Pretty common question, this one. The hard thing is finding the duplicates.
You should strive for referential transparency. What that means is that, if I have an expression "e", I could make a val x = e, and replace e with x. This is the property that mutability break. Whenever you need to make a design decision, maximize for referential transparency.
As a practical matter, a method-local var is the safest var that exists, since it doesn't escape the method. If the method is short, even better. If it isn't, try to reduce it by extracting other methods.
On the other hand, a mutable collection has the potential to escape, even if it doesn't. When changing code, you might then want to pass it to other methods, or return it. That's the kind of thing that breaks referential transparency.
On an object (a field), pretty much the same thing happens, but with more dire consequences. Either way the object will have state and, therefore, break referential transparency. But having a mutable collection means even the object itself might lose control of who's changing it.
If you work with immutable collections and you need to "modify" them, for example, add elements to them in a loop, then you have to use vars because you need to store the resulting collection somewhere. If you only read from immutable collections, then use vals.
In general, make sure that you don't confuse references and objects. vals are immutable references (constant pointers in C).
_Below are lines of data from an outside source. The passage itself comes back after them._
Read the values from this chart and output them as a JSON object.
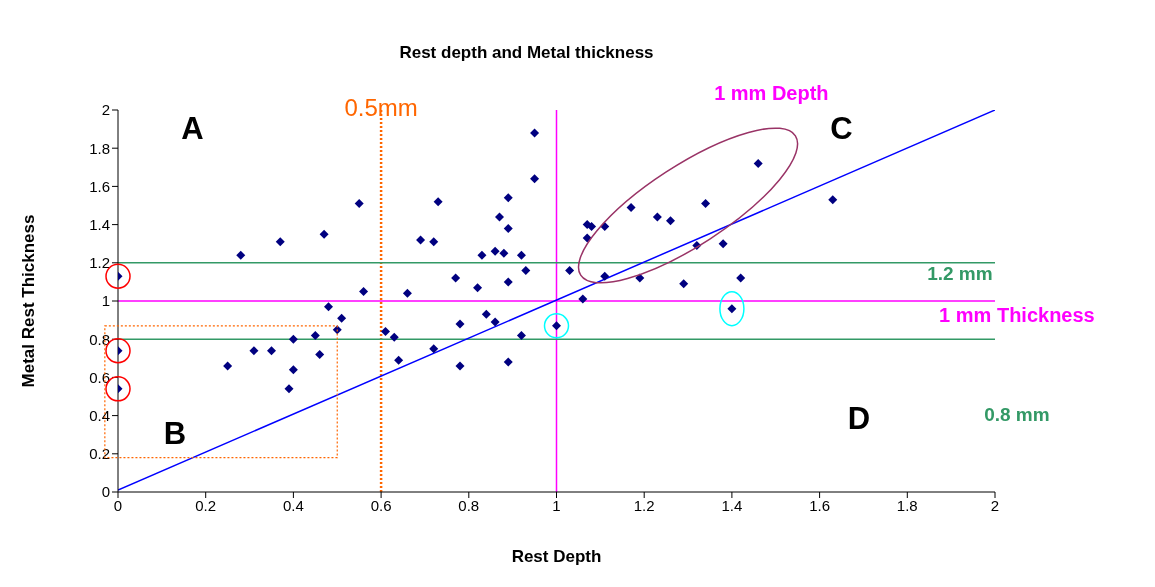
{
  "chart_data": {
    "type": "scatter",
    "title": "Rest depth and Metal thickness",
    "xlabel": "Rest Depth",
    "ylabel": "Metal Rest Thickness",
    "xlim": [
      0,
      2
    ],
    "xticks": [
      0,
      0.2,
      0.4,
      0.6,
      0.8,
      1,
      1.2,
      1.4,
      1.6,
      1.8,
      2
    ],
    "ylim": [
      0,
      2
    ],
    "yticks": [
      0,
      0.2,
      0.4,
      0.6,
      0.8,
      1,
      1.2,
      1.4,
      1.6,
      1.8,
      2
    ],
    "grid": false,
    "marker": "diamond",
    "series": [
      {
        "color": "#000080",
        "x": [
          0,
          0,
          0,
          0.28,
          0.25,
          0.31,
          0.35,
          0.37,
          0.39,
          0.4,
          0.4,
          0.45,
          0.46,
          0.47,
          0.48,
          0.5,
          0.51,
          0.55,
          0.56,
          0.61,
          0.63,
          0.64,
          0.66,
          0.69,
          0.72,
          0.73,
          0.72,
          0.77,
          0.78,
          0.78,
          0.82,
          0.83,
          0.84,
          0.86,
          0.86,
          0.87,
          0.88,
          0.89,
          0.89,
          0.89,
          0.89,
          0.92,
          0.92,
          0.93,
          0.95,
          0.95,
          1.0,
          1.03,
          1.06,
          1.07,
          1.07,
          1.08,
          1.11,
          1.11,
          1.17,
          1.19,
          1.23,
          1.26,
          1.29,
          1.32,
          1.34,
          1.38,
          1.4,
          1.42,
          1.46,
          1.63
        ],
        "values": [
          1.13,
          0.74,
          0.54,
          1.24,
          0.66,
          0.74,
          0.74,
          1.31,
          0.54,
          0.8,
          0.64,
          0.82,
          0.72,
          1.35,
          0.97,
          0.85,
          0.91,
          1.51,
          1.05,
          0.84,
          0.81,
          0.69,
          1.04,
          1.32,
          1.31,
          1.52,
          0.75,
          1.12,
          0.88,
          0.66,
          1.07,
          1.24,
          0.93,
          1.26,
          0.89,
          1.44,
          1.25,
          1.54,
          1.38,
          1.1,
          0.68,
          1.24,
          0.82,
          1.16,
          1.88,
          1.64,
          0.87,
          1.16,
          1.01,
          1.4,
          1.33,
          1.39,
          1.39,
          1.13,
          1.49,
          1.12,
          1.44,
          1.42,
          1.09,
          1.29,
          1.51,
          1.3,
          0.96,
          1.12,
          1.72,
          1.53
        ]
      },
      {
        "type": "line",
        "color": "#0000ff",
        "marker": "none",
        "x": [
          0,
          2
        ],
        "values": [
          0.01,
          2.0
        ]
      }
    ],
    "ref_lines": [
      {
        "axis": "x",
        "value": 0.6,
        "label": "0.5mm",
        "color": "#ff6600",
        "line_style": "dotted"
      },
      {
        "axis": "x",
        "value": 1,
        "label": "1 mm Depth",
        "color": "#ff00ff"
      },
      {
        "axis": "y",
        "value": 1.2,
        "label": "1.2 mm",
        "color": "#339966"
      },
      {
        "axis": "y",
        "value": 1,
        "label": "1 mm Thickness",
        "color": "#ff00ff"
      },
      {
        "axis": "y",
        "value": 0.8,
        "label": "0.8 mm",
        "color": "#339966"
      }
    ],
    "annotations": [
      "A",
      "B",
      "C",
      "D"
    ]
  }
}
That is, when you use val x = new MutableFoo(), you'll be able to change the object that x points to, but you won't be able to change to which object x points. The opposite holds if you use var x = new ImmutableFoo(). Picking up my initial advice: if you don't need to change to which object a reference points, use vals.
The best way to answer this is with an example. Suppose we have some process simply collecting numbers for some reason. We wish to log these numbers, and will send the collection to another process to do this.
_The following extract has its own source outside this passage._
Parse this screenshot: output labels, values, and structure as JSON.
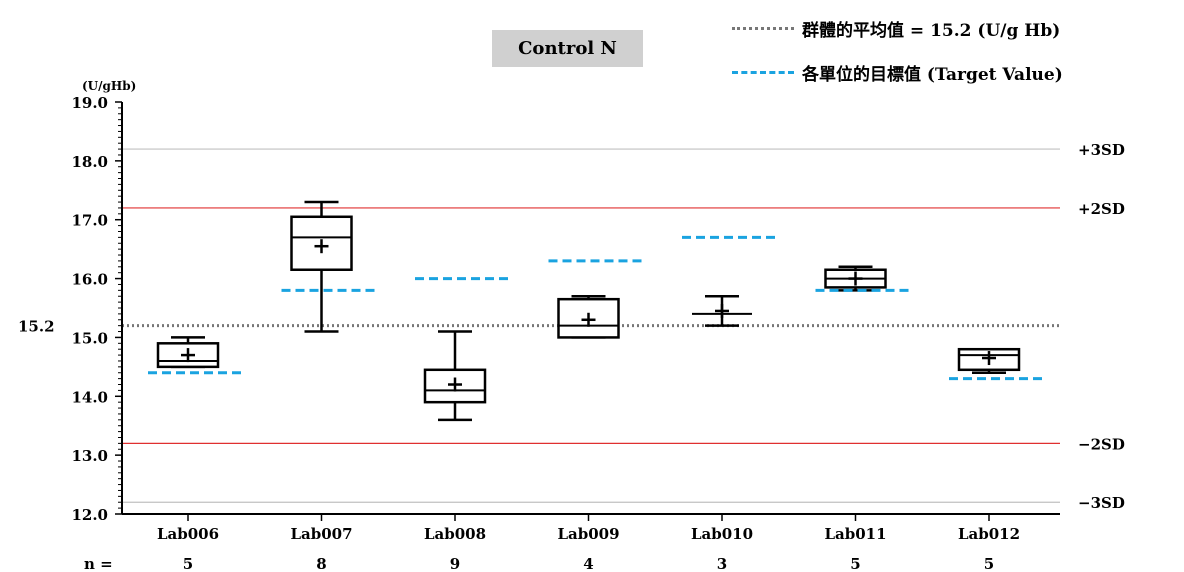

Of course, we are still collecting numbers after we send the collection to the logger. And let's say there is some overhead in the logging process that delays the actual logging. Hopefully you can see where this is going.
If we store this collection in a mutable val, (mutable because we are continuously adding to it), this means that the process doing the logging will be looking at the same object that's still being updated by our collection process. That collection may be updated at any time, and so when it's time to log we may not actually be logging the collection we sent.
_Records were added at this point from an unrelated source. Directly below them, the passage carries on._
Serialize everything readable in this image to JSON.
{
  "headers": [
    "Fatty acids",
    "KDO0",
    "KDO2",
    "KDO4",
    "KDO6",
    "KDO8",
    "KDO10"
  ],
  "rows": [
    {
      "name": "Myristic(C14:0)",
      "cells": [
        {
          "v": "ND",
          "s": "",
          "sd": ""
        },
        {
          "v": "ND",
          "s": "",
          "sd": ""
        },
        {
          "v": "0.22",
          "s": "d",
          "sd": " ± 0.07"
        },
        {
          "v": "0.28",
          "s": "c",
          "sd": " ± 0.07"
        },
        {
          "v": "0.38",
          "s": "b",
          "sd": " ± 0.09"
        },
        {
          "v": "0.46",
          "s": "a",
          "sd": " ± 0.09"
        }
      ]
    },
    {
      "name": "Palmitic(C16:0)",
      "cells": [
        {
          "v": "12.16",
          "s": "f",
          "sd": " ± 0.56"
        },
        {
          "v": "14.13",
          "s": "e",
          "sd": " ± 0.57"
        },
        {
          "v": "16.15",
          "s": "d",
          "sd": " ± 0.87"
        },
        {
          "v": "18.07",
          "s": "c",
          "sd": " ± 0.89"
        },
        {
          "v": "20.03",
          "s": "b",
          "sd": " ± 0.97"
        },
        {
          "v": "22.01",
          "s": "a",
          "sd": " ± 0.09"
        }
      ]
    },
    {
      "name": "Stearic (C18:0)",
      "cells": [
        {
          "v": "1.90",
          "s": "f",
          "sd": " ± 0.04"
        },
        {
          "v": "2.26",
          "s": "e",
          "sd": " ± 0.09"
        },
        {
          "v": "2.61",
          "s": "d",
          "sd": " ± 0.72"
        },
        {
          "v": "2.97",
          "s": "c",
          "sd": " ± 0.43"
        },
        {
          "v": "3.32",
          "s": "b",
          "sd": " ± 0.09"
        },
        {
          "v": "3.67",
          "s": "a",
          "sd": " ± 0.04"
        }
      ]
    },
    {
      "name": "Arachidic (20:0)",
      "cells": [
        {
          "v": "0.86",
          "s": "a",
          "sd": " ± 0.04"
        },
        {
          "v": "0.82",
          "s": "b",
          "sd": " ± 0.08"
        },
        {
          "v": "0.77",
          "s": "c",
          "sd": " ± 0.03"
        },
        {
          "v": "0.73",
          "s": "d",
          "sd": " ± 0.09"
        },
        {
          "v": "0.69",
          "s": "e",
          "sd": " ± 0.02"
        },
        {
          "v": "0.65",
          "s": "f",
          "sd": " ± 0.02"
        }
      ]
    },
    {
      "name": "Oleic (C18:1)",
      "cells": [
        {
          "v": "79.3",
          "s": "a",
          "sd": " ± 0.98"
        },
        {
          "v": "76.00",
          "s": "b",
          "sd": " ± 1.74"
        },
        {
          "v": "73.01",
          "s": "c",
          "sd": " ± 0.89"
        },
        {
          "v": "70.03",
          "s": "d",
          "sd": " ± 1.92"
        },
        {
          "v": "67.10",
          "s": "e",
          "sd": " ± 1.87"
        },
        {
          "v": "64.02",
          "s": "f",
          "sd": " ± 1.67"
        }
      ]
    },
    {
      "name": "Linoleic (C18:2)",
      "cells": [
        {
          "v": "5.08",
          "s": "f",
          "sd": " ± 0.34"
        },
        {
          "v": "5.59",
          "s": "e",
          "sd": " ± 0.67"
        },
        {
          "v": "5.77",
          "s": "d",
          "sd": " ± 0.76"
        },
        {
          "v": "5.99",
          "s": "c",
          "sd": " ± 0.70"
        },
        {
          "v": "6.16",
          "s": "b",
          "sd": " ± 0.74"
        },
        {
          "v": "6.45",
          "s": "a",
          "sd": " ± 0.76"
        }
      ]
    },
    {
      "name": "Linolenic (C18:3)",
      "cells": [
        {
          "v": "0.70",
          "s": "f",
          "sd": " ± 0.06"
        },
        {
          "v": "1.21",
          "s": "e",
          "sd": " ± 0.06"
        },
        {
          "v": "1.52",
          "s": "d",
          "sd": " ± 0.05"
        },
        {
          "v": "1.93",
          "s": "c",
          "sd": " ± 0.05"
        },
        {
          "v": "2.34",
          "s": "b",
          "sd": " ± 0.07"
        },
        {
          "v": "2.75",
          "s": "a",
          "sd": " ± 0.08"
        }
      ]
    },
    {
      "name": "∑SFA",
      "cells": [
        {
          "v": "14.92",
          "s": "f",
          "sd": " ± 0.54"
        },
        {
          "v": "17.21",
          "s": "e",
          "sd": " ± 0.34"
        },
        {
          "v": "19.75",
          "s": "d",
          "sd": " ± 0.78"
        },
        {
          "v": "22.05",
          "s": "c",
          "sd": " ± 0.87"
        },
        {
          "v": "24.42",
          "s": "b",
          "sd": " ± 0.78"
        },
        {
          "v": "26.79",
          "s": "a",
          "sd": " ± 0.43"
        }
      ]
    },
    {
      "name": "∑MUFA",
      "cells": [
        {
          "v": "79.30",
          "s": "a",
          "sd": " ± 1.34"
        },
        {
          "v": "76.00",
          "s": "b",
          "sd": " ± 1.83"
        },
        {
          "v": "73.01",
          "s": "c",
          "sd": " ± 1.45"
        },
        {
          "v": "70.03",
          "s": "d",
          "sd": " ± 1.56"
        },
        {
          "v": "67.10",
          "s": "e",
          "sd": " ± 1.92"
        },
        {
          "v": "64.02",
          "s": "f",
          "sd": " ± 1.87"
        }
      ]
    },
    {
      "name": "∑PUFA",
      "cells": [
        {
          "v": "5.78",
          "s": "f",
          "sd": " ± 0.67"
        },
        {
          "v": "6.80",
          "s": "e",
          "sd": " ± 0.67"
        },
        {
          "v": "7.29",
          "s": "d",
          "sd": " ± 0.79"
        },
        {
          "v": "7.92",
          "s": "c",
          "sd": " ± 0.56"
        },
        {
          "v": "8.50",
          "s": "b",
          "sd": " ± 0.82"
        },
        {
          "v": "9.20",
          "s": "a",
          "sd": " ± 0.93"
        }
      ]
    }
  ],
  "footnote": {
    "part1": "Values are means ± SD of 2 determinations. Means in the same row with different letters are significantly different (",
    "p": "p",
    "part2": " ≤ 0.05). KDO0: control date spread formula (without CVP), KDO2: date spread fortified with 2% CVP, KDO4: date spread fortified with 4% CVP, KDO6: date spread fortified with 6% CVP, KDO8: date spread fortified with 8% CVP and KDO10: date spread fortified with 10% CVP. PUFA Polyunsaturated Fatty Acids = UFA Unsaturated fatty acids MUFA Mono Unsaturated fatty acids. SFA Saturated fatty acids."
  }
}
If we use an immutable var, we send an immutable data structure to the logger. When we add more numbers to our collection, we will be replacing our var with a new immutable data structure. This doesn't mean collection sent to the logger is replaced! It's still referencing the collection it was sent. So our logger will indeed log the collection it received.
I think the examples in this blog post will shed more light, as the question of which combo to use becomes even more important in concurrency scenarios: importance of immutability for concurrency. And while we're at it, note the preferred use of synchronised vs #volatile vs something like AtomicReference: three tools
var immutable vs. val mutable
In addition to many excellent answers to this question. Here is a simple example, that illustrates potential dangers of val mutable:
Mutable objects can be modified inside methods, that take them as parameters, while reassignment is not allowed.
import scala.collection.mutable.ArrayBuffer
object MyObject {
def main(args: Array[String]) {
val a = ArrayBuffer(1,2,3,4)
silly(a)
println(a) // a has been modified here
}
def silly(a: ArrayBuffer[Int]): Unit = {
a += 10
println(s"length: ${a.length}")
}
}
Result:
length: 5
ArrayBuffer(1, 2, 3, 4, 10)
Something like this cannot happen with var immutable, because reassignment is not allowed:
object MyObject {
def main(args: Array[String]) {
var v = Vector(1,2,3,4)
silly(v)
println(v)
}
def silly(v: Vector[Int]): Unit = {
v = v :+ 10 // This line is not valid
println(s"length of v: ${v.length}")
}
}
Results in:
error: reassignment to val
Since function parameters are treated as val this reassignment is not allowed.